The Snow-Kissed Market


Amy Patterson, Reporter

Summertime in Woodland Park, Colorado, yields warm, breezy weather, near constant sunshine, and a Farmers’ Market of undeniable quality. Fresh green beans, salsas, and even smoked fish are available to the everyday consumer; the unmistakable odor of recently cooked Mexican cuisines fill the noses of every passerby.

Unfortunately, many members of the Woodland Park community have the misconception that this glorious marketplace goes into hibernation for the winter. However, this is absolutely not the case. If anything, the market grows even more magnificent in the chilly months, when it is housed in the Ute Pass Cultural Center and referred to as the Winter Farmers’ Market.

On the second Saturday of every month from October to May, a vast array of vendors congregate in the Ute Pass Cultural Center to proliferate tasty, and often organic, goods to the people of Woodland Park. Cheese, dried beans, pasta, fruits, vegetables, meats and more are offered, along with a slew of nonedibles, such as alpaca yarn, soaps, and skin care products.

Particularly stunning among these nonedible products were the works of Rene’ Young, a local watercolor artist. Young, with almost thirty years of painting experience, studied as an oil painter, but says she prefers the versatility of watercolors. “My paintings take anywhere from four to forty hours to complete,” Young told me, flashing a friendly smile, “It really just depends on the subject.” Young’s paintings, often containing “whimsical and mysterious themes”, bring a wealth of color and beauty to a market comprised primarily of muted fall tones.
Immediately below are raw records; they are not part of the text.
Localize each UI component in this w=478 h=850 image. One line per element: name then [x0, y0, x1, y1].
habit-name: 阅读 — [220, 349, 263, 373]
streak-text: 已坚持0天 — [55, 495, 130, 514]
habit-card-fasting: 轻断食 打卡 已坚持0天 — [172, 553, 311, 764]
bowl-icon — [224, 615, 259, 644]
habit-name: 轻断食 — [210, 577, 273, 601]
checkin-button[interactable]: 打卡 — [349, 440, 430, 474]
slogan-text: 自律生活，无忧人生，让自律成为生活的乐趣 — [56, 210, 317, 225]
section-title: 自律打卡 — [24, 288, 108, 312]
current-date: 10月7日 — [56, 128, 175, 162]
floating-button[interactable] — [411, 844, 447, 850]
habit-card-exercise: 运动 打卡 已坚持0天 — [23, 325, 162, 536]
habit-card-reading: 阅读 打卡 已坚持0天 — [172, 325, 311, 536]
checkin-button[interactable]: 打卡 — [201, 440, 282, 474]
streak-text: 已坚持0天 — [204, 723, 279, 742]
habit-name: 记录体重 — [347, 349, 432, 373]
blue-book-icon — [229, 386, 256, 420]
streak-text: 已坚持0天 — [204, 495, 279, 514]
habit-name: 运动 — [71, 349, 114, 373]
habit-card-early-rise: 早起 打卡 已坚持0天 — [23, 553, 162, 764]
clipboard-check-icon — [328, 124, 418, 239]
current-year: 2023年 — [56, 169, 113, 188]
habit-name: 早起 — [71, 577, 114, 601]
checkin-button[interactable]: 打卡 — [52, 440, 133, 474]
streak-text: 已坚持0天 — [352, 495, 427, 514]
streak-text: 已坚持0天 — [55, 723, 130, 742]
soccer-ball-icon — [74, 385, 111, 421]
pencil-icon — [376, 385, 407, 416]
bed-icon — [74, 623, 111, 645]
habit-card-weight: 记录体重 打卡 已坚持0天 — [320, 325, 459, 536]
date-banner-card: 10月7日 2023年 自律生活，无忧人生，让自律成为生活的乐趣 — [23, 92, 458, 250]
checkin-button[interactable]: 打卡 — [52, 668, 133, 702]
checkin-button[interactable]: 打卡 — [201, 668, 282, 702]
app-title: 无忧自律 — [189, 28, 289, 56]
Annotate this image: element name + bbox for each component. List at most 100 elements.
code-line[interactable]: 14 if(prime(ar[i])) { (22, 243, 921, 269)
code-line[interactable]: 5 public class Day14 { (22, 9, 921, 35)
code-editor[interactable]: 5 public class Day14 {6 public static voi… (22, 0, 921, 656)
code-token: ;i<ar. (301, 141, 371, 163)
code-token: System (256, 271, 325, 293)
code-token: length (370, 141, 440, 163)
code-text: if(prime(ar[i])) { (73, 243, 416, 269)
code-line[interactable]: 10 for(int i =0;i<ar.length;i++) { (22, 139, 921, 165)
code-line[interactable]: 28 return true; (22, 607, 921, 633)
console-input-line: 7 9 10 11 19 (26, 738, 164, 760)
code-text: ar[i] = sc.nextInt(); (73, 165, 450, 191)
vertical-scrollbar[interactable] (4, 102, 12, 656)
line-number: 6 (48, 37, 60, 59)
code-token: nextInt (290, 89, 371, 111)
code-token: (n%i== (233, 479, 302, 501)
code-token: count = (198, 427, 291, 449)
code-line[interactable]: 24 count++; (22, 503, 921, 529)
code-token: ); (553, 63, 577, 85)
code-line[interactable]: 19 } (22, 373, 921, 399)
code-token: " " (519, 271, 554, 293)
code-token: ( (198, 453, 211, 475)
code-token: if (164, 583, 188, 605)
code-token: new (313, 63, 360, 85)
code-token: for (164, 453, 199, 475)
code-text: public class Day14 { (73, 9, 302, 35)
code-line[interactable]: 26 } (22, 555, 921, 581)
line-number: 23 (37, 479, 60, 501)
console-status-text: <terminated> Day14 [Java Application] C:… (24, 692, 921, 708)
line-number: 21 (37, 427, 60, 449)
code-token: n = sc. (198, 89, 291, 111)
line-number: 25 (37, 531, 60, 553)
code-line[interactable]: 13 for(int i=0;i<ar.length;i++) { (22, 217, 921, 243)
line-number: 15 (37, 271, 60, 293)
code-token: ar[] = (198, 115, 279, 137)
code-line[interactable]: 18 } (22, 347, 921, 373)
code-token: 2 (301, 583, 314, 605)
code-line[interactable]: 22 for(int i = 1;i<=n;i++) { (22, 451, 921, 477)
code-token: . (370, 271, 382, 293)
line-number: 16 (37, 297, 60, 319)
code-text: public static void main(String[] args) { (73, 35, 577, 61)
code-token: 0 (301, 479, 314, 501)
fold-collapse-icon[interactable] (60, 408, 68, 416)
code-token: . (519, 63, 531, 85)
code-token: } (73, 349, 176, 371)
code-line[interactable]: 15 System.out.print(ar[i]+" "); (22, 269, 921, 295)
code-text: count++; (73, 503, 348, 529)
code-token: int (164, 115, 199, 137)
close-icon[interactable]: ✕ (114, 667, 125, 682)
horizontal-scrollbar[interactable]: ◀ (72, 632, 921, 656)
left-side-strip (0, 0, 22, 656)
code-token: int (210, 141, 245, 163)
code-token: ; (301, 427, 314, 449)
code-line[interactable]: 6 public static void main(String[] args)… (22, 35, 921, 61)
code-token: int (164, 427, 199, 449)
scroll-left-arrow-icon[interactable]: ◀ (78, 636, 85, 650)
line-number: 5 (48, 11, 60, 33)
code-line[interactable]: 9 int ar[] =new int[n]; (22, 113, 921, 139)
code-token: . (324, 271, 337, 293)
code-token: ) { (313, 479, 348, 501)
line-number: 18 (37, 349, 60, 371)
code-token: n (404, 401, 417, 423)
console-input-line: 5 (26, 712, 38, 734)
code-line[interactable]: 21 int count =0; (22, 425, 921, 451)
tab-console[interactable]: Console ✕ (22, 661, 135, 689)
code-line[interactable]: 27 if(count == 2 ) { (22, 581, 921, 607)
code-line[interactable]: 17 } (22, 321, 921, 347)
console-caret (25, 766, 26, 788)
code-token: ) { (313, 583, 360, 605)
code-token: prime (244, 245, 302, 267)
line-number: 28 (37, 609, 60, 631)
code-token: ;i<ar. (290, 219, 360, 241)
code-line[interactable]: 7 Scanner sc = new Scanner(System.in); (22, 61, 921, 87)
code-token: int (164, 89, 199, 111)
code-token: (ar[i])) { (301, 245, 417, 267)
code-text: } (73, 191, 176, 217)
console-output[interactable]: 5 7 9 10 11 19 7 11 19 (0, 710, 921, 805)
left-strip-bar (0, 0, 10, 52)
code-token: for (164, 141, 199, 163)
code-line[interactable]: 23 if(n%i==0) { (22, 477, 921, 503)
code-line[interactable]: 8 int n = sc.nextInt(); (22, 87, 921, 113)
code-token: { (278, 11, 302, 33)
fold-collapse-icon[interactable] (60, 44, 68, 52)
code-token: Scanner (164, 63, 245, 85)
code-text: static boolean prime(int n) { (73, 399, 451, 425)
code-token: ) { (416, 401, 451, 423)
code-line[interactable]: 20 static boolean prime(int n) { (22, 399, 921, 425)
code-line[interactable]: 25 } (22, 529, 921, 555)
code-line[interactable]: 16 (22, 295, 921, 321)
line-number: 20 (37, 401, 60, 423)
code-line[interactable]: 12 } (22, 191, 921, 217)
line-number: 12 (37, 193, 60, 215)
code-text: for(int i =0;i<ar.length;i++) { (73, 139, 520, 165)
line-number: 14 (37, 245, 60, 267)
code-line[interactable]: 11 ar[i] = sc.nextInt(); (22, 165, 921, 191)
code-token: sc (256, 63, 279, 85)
When the Winter Farmers’ Market is not in session, her work can be found at in addition to her home studio.

One regular customer, Gail Wingerd, a native business owner, has been attending the Winter Farmers’ Market for the last three years. “I’m big on shopping local, especially during the holidays,” says Wingerd. “The selection is a lot different in the winter. I buy everything from soap to produce. Last month I bought a wool-blend hat.”

Soon after our interview, Wingerd directed me to a fresh produce vendor where I met Heather Person of C and R Farms. The 145 acre orchard was one of the first vendors to become involved in the Woodland Park Farmers’ Markets, even helping to initially establish it. Person has been selling bing cherries, rainier cherries, apricots, peaches, pears, nectarines, plums, and apples grown on her family’s farm near Palisade for the last sixteen years. “Oh, we’re known for our peaches,” grinned Person, “We sell between three hundred and four hundred boxes every week.”

Although  winter is typically known for its blues, perhaps it’s time for Woodland Park to start knowing it for its greens, oranges, and yellows. This winter, consider stopping by the Winter Farmers’ Market. I’ll give you my disappointment-free guarantee.